Gosh, on a conscious level, it makes no sense, does it? Of course you wouldn’t intentionally self-sabotage. But what about those little bad habits that creep up just under the surface of your consciousness? Can you spot those? Or even better, can you stop them?
Here’s what I’m talking about:
You want to embark on a healthier lifestyle, like, perhaps you want to try out a more Paleo-inspired eating habit … but you’ve always got just one more dinner party or event, just around the corner, that you have to attend first.
Perhaps every time you get excited by a potentially quality romantic relationship, you believe it too good to be true and break it off before it ever really starts.
Or maybe you’ve got a dream to write a novel, but you’re immobilized by the need to have it perfectly planned out before you even start.
Girl, I’m a guilty culprit, too. I’ve stood in my own way so many times it’s just silly. But over the years, I’ve developed a knack to spot it and stop it before the sabotaging behavior starts.
The first step is to notice when this pesky little self-sabotage goblin comes up. And giggle. (It’s almost never a good idea to go to battle with yourself, so a little humor totally helps).
The truth is, when you self-sabotage, you’re likely trying to protect yourself from harm and heartbreak. You mean well! Really, you do.
So try to understand what message your well-intentioned goblin is sending as it gets in the way of your glory story. Perhaps it’s only a message of caution, to be sure you’re appropriately prepared for this next step.

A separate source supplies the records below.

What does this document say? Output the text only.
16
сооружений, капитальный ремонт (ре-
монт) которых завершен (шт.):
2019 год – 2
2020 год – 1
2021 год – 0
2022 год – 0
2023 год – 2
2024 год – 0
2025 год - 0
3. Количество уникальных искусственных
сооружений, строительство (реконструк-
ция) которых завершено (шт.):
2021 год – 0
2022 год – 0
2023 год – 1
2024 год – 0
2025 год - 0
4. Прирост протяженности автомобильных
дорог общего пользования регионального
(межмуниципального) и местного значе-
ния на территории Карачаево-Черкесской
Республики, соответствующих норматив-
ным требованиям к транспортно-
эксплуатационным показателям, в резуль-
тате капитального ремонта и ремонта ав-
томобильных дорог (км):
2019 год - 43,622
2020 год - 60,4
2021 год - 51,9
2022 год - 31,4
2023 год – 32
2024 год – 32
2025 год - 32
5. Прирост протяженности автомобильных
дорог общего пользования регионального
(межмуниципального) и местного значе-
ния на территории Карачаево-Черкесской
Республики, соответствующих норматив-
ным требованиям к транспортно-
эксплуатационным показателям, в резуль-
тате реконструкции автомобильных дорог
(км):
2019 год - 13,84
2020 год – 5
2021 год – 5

Or perhaps it’s what many describe as an “upper limit problem,” that phenomenon where a person becomes comfortable with a certain amount of success and resists the risks needed to advance further (a sort of self-imposed glass ceiling), for fear of failure.
And once you’ve figured out why you’re holding back, it’s time to convince yourself of your worth.
Ask yourself what it would take to be ready to start that new healthy habit. Ask what kind of woman would be ready for that quality relationship. Ask what needs to happen before you can start on that novel.
And get to work. Do those things. Be that person. Starting now.
Soon, you’ll begin to trust yourself more deeply … from within. And you’ll bust through that self-imposed glass ceiling in all your glory.